The Ministry of Justice responded to his private warning by announcing that a new youth custody service – a distinct arm of the Prison Service – would take over the running of the youth estate, but Clarke said only time will tell if this can improve the situation.

Since February, Clarke said, he has inspected one young offender institution that was rated reasonably good, but “there is an awful long way to go”.

The chief inspector’s assessment of adult prisons found a 38% increase in assaults on staff, suicides doubling since 2013 to 113, and 21 out of 29 local and training prisons rated poor or not sufficiently good for safety.

Staffing levels in many jails are too low to keep order and maintain standards, he reported, with drugs, debt, bullying and self-segregation by prisoners looking to avoid violence commonplace. One in five inmates have developed a drug habit.

“I have often been appalled by conditions in which we hold many prisoners. Far too often I have seen men sharing a cell in which they are locked up for as much as 23 hours a day, in which they are required to eat all their meals, and in which there is an unscreened lavatory,” Clarke said.

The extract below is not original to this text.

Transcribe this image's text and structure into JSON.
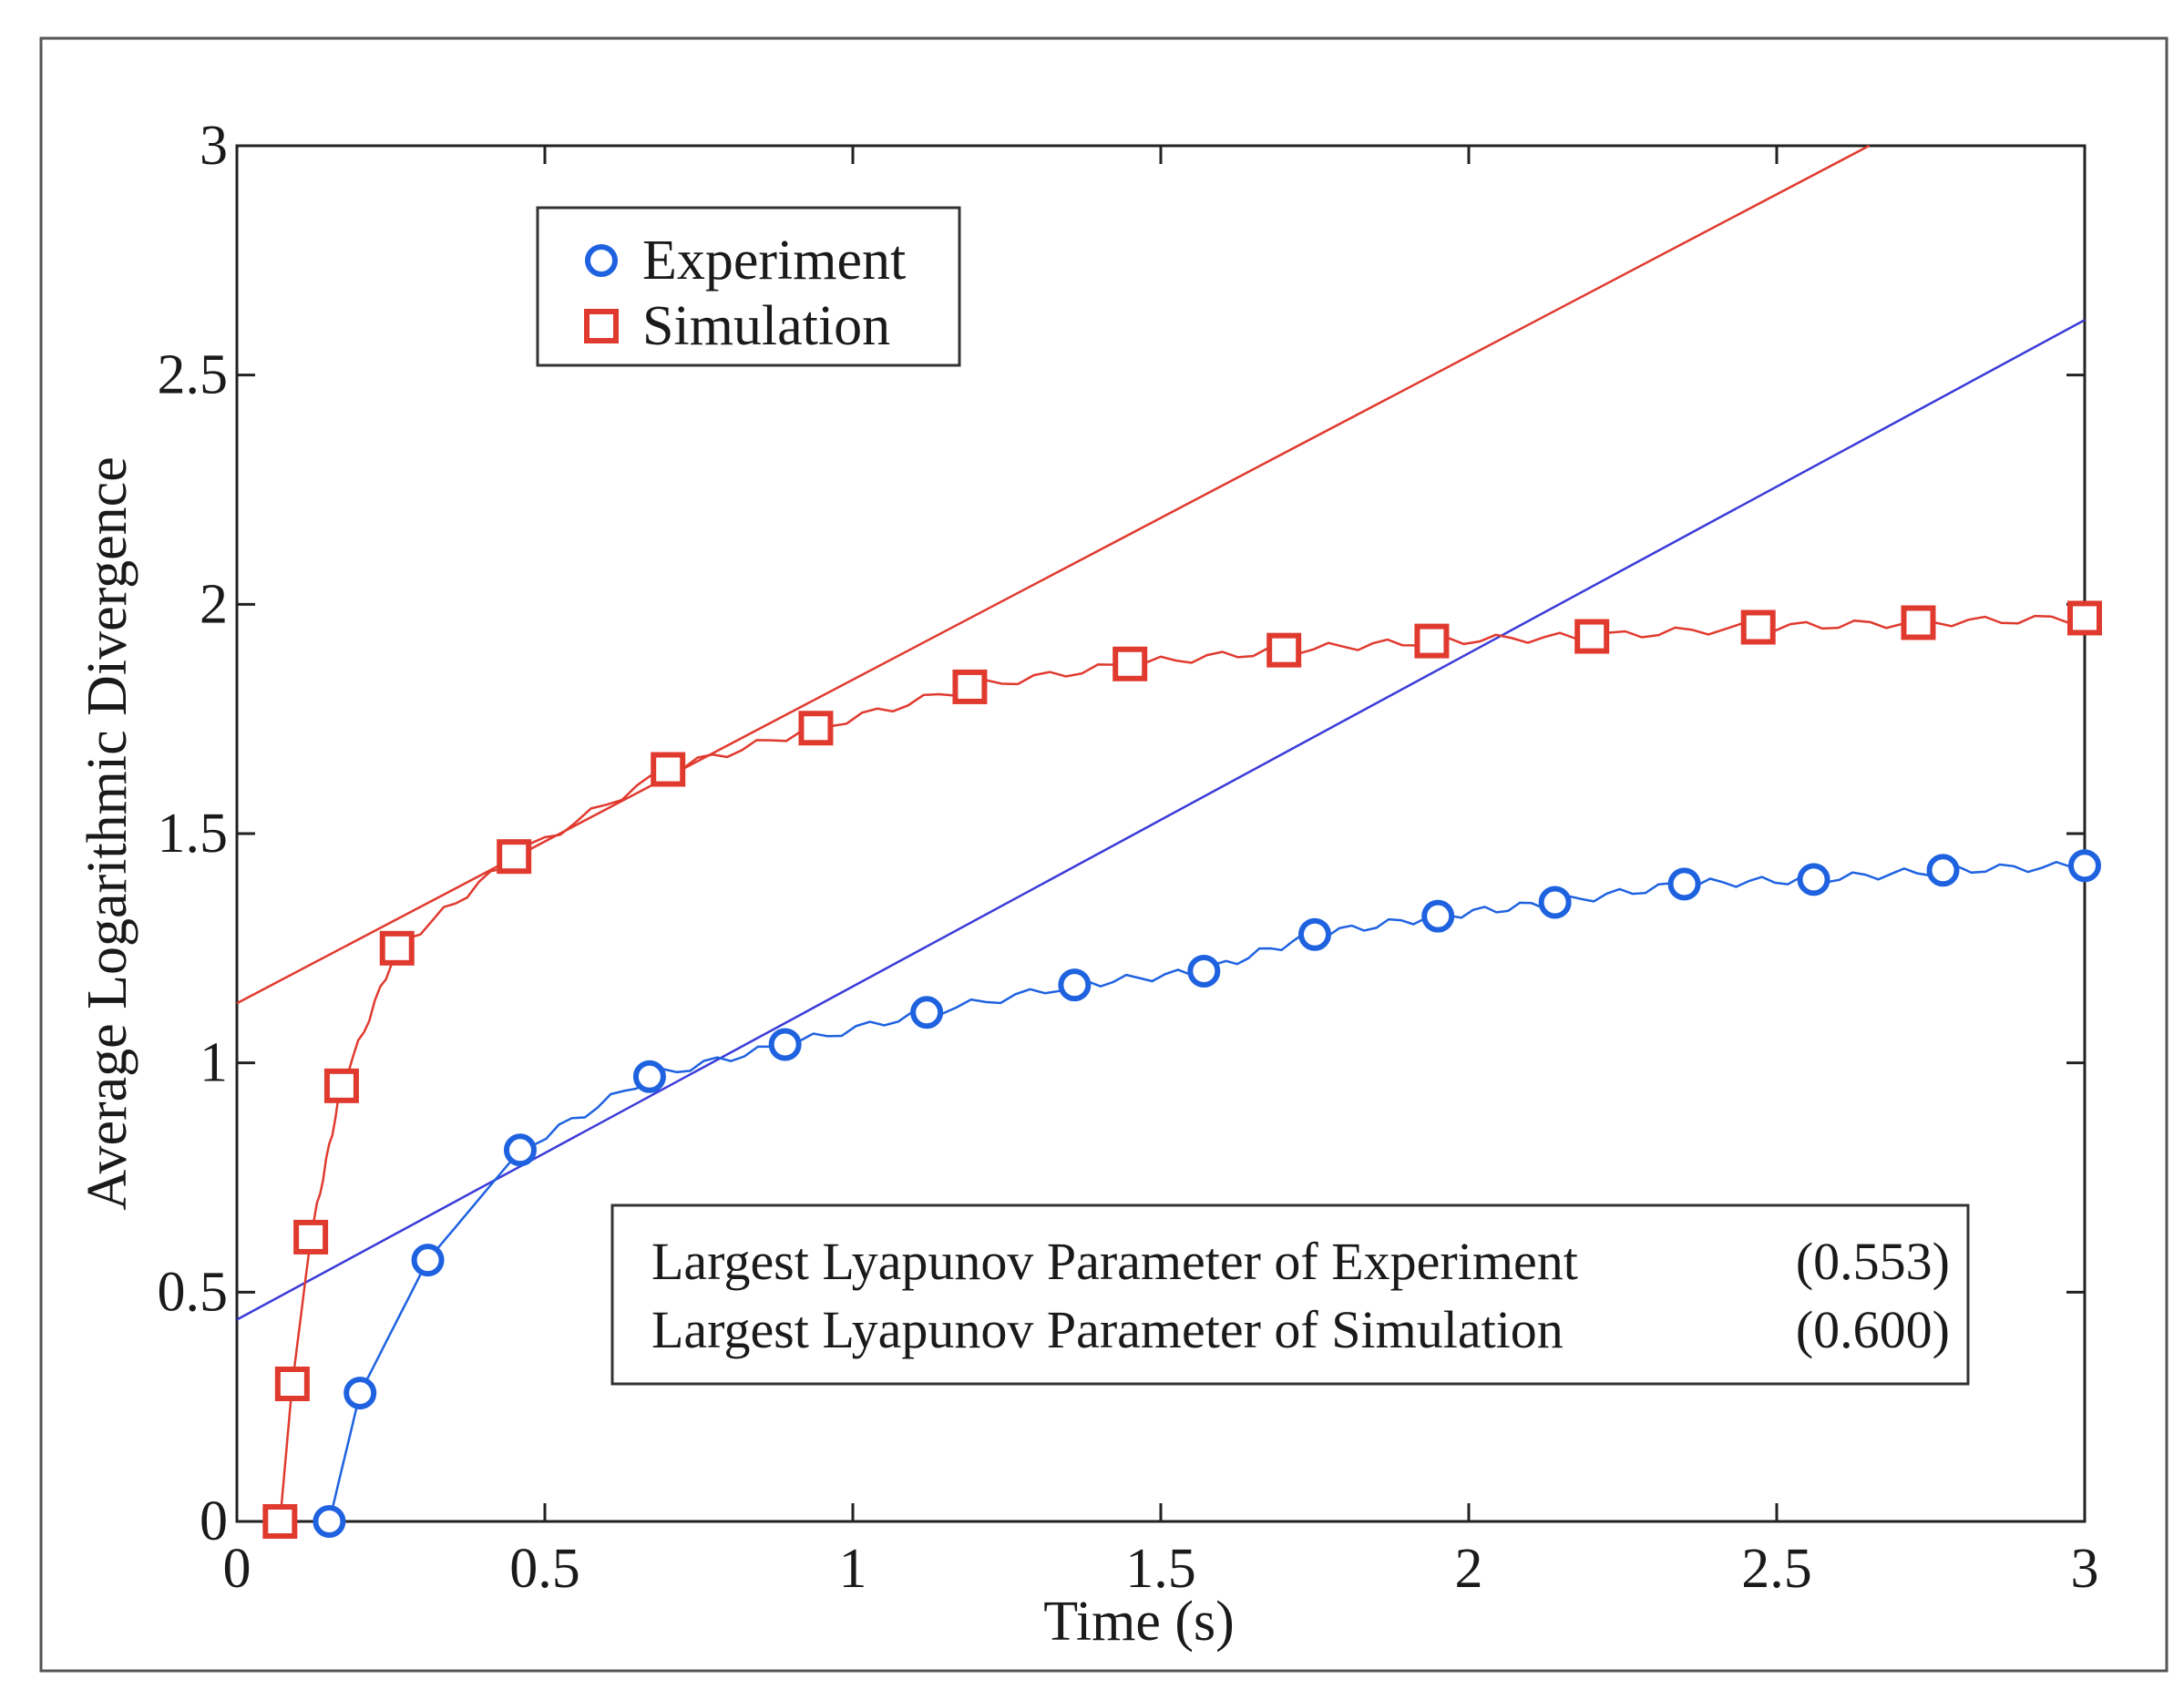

“On several occasions, prisoners have pointed out insect and vermin infestations to me. In many prisons I have seen shower and lavatory facilities that are filthy and dilapidated, but with no credible or affordable plans for refurbishment. I have seen many prisoners who are obviously under the influence of drugs.” The chief inspector added that he had personally witnessed violence among prisoners.

The situation is most acute in youth jails and at local and training prisons, with conditions better in women’s prisons and the high-security estate, Clarke said. But he added that change is overdue and described the weakening of the prison reform bill after the June general election as a setback.